On Safari: The Real Maasai

On Safari: The Real Maasai

Caroline Barrett meets Maasai school kids.
We’ve had some terrific game viewing, but yesterday was to broaden our experience of Africa: there is so much more than animals.

A vacation, time-off, a holiday – they all evoke images of a breezy, sunny beach, lazing on a hammock swinging softly near a smartly uniformed attendant serving margaritas. That’s not a safari. While there are outfitters who promise exclusivity, rests in the woods with little of a schedule, that’s not what the vast majority of people who come here expect.

They expect above all, wild animals, and there’s no doubt the vast majority of travelers here are animals lovers. And they don’t expect a lazy hammock swinging softly in the breeze. They expect to be roused earlier than normal, herded on schedules into vehicles, and long, long drives over bumpy, dusty roads.

No pain, no gain. In the end the view of the pride of lions with the furry youngsters monkeying around validates the effort. But the effort is considerable, and travelers know that.

So I’ve tried throughout my career to maximize my travelers’ fortitude. And today I think represents a great success. We didn’t start until 9 a.m. Our bumpy ride was but a few kilometers.
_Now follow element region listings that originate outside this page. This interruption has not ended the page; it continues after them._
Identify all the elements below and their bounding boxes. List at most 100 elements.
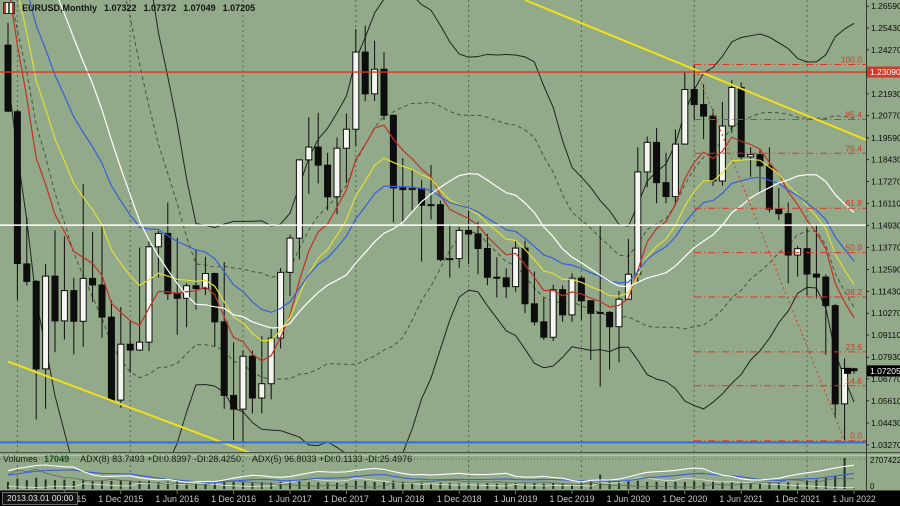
candle-body (136, 341, 144, 351)
candle-body (70, 290, 78, 322)
fib-level-label: 76.4 (845, 143, 862, 153)
volume-bar (721, 482, 724, 489)
descending-support-left[interactable] (7, 360, 252, 454)
volume-bar (195, 483, 197, 489)
price-tick-label: 1.18430 (871, 155, 900, 165)
candle-body (700, 104, 708, 117)
fib-level-label: 0.0 (850, 431, 862, 441)
volume-bar (213, 482, 216, 489)
candle-body (23, 263, 31, 282)
time-tick-label: 1 Dec 2021 (775, 494, 820, 504)
moving-averages-layer (9, 0, 855, 362)
candle-body (230, 394, 238, 410)
horizontal-lines-layer[interactable] (0, 71, 866, 444)
candle-body (850, 368, 858, 372)
candle-body (436, 204, 444, 261)
candle-body (483, 247, 491, 278)
fib-level-label: 38.2 (845, 287, 862, 297)
volume-bar (91, 480, 94, 489)
candle-body (154, 232, 162, 248)
volume-bar (749, 483, 752, 489)
candle-body (192, 285, 200, 290)
candle-body (399, 187, 407, 191)
candle-body (342, 128, 350, 149)
price-tick-label: 1.12590 (871, 265, 900, 275)
candle-body (502, 277, 510, 288)
volume-bar (279, 481, 282, 489)
candle-body (521, 247, 529, 305)
volume-bar (486, 483, 489, 489)
candle-body (737, 86, 745, 158)
fib-level-label: 14.6 (845, 376, 862, 386)
candle-body (107, 316, 115, 401)
volume-bar (561, 483, 564, 489)
volume-bar (524, 483, 526, 489)
plus-di-line (7, 477, 855, 488)
candle-body (324, 164, 332, 198)
candle-body (831, 305, 839, 405)
candle-body (803, 248, 811, 275)
candle-body (784, 213, 792, 256)
volume-bar (655, 481, 658, 489)
candle-body (32, 280, 40, 370)
time-tick-label: 1 Dec 2015 (98, 494, 143, 504)
volume-bar (289, 481, 291, 489)
candle-body (408, 187, 416, 191)
candle-body (145, 246, 153, 343)
candle-body (220, 321, 228, 396)
volume-bar (467, 483, 470, 489)
candle-body (164, 232, 172, 295)
volume-bar (806, 480, 808, 489)
candle-body (380, 68, 388, 116)
ohlc-open: 1.07322 (104, 3, 137, 13)
volume-bar (383, 482, 385, 489)
volume-bar (787, 482, 790, 489)
candle-body (60, 290, 68, 322)
fibonacci-retracement[interactable]: 0.0 14.6 23.6 38.2 50.0 61.8 76.4 85.4 100.0 (693, 55, 866, 442)
price-tick-label: 1.13770 (871, 242, 900, 252)
ma-red-ema8 (9, 0, 855, 362)
volume-bar (702, 482, 705, 489)
candle-body (634, 171, 642, 275)
time-tick-label: 1 Jun 2022 (832, 494, 876, 504)
volume-bar (665, 482, 667, 489)
fib-level-label: 50.0 (845, 243, 862, 253)
candle-body (728, 86, 736, 127)
candle-body (615, 298, 623, 328)
fib-level-label: 23.6 (845, 342, 862, 352)
volume-bar (618, 480, 620, 489)
candle-body (559, 289, 567, 316)
volume-bar (54, 480, 56, 489)
price-tick-label: 1.17270 (871, 177, 900, 187)
adx5-label: ADX(5) 96.8033 +DI:0.1133 -DI:25.4976 (251, 454, 413, 464)
volume-bar (740, 481, 743, 489)
volume-bar (552, 483, 555, 489)
volume-bar (420, 482, 423, 489)
band-lower-outer (7, 77, 855, 452)
time-tick-label: 1 Dec 2016 (211, 494, 256, 504)
candle-body (79, 277, 87, 322)
ohlc-high: 1.07372 (143, 3, 177, 13)
volume-bar (185, 482, 188, 489)
current-price-box (867, 365, 900, 377)
candle-body (42, 275, 50, 370)
adx8-label: ADX(8) 83.7493 +DI:0.8397 -DI:28.4250 (80, 454, 241, 464)
candle-body (295, 159, 303, 239)
volume-bar (251, 482, 254, 489)
candle-body (371, 68, 379, 95)
price-scale[interactable]: 1.26590 1.25430 1.24270 1.23090 1.21930 1.207… (866, 0, 900, 491)
descending-resistance[interactable] (524, 0, 866, 141)
bollinger-bands-layer (7, 0, 855, 452)
volumes-label: Volumes (3, 454, 38, 464)
volume-bar (242, 482, 244, 489)
volume-bar (364, 481, 367, 489)
volume-bar (317, 482, 320, 489)
candle-body (681, 89, 689, 145)
candle-body (267, 337, 275, 385)
trendlines-layer[interactable] (7, 0, 866, 454)
price-tick-label: 1.14930 (871, 221, 900, 231)
volumes-value: 17049 (44, 454, 70, 464)
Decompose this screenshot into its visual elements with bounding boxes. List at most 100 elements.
But the view we got at the end of the day I consider as important as a pride of lion playing.

We spent the day with the “middle class” if you will, of modern Africa.

More than 2/3 of all Maasai in the three countries in which they live are hard working, modern people who live in tight-knit communities that probably remind most of my older visitors of America’s deep south as World War II was ending.

Houses are modest but functional with plumbing and electricity, many in some disrepair for wont of better and expensive maintenance, roads that are horrendous, but communities that take pride in their history, their businesses and above all, their schools.

They are teachers, store owners, taxi drivers, business people and of course, tourism service providers. The Maasai community that we visited on the slopes of Mt. Meru has not lived a nomadic existence herding cows and goats for nearly 200 years.

After being briefed by the village chairman whose wife served us coffee and tea in her garden, we were escorted by a young man studying economics in a local college and who spoke excellent English. He explained that there were around 4500 people in the village. “Village” is a political term in modern Tanzania, similar to a town in America.

Phil Lopes studies Mary Critchlow's new necklace.

We saw people working in their farms, women carrying large bundles of wood on their heads, successful men proudly stacking the cement blocks of their better houses and were also escorted to the edge of the village where “traditional houses” existed in a sort of village remembrance of their heritage.

And much of the tour was spent at the primary school. The headmaster brought us into an older class and gave them the opportunity of asking us questions. Among those asked were, “Are you married?”, “How did you get here?”, “Where are you from?”, and “What do you do?”

After each of us explained what we did, the Headmaster asked how many of the classroom of about 50 students would also like to become a such-and-such, an invariably most of the hands were raised enthusiastically.

Until Phil Lopes said he was a politician. There was a pause from the Headmaster until Phil prompted him to ask, “Why don’t you ask how many want to be politicians?”

Enthusiastic laughter and hands-up response.

From Ngeresi village we went into town and had lunch at a local diner, the kind most of the working, modern Maasai in Arusha use for lunch during the work week. The choice of fish, beef, chicken or beans and rice; served with rice, ugali or chapati was unanimously considered a good, solid meal. The cost? $2.10 each.

We ended the day at a couple other Arusha area attractions including the Meserani Snake Park, where the Maasai Charles guided us in front of the several dozen snake cages describing how quickly death came from each bite… Well, a lot more actually, like the type of toxic, how bites are treated and why people get bitten.

The Maasai we met and who befriended us today actually call themselves “wa-Meru” rather than Maasai, to distinguish themselves from the traditional (archaic: “primitive”) ways of their ancestors. But their language and their not so distant ancestry is the same, and I have hired Maasai driver/guides here — some of the best I’ve ever had — who herded goats on the distant Serengeti as a young boy calling themselves “Maasai,” and then developed a careers in Arusha town calling themselves “wa-Meru.”

The Vice President of Kenya was a Maasai. The CEO of Kenya Airways is a Maasai. Prominent Maasai fill Africa’s boardrooms. But it isn’t just the most modern and the most primitive. The men driving my clients around Tanzania, explaining the intricacies of acacia dependence on giraffe or the complexity of Tanzania’s new constitution, or discussing the problems of a their children during the teen years of texting – they, too, are Maasai.

It was a long, productive, nonanimal day and I’m now doubly encouraged to give these wonderful clients the finest game viewing in the world. I hope they felt the day worthwhile, a day that might have changed their notion about what a Maasai is.

The Ngeresi Village Chairman briefs my group at his home on Maasai development.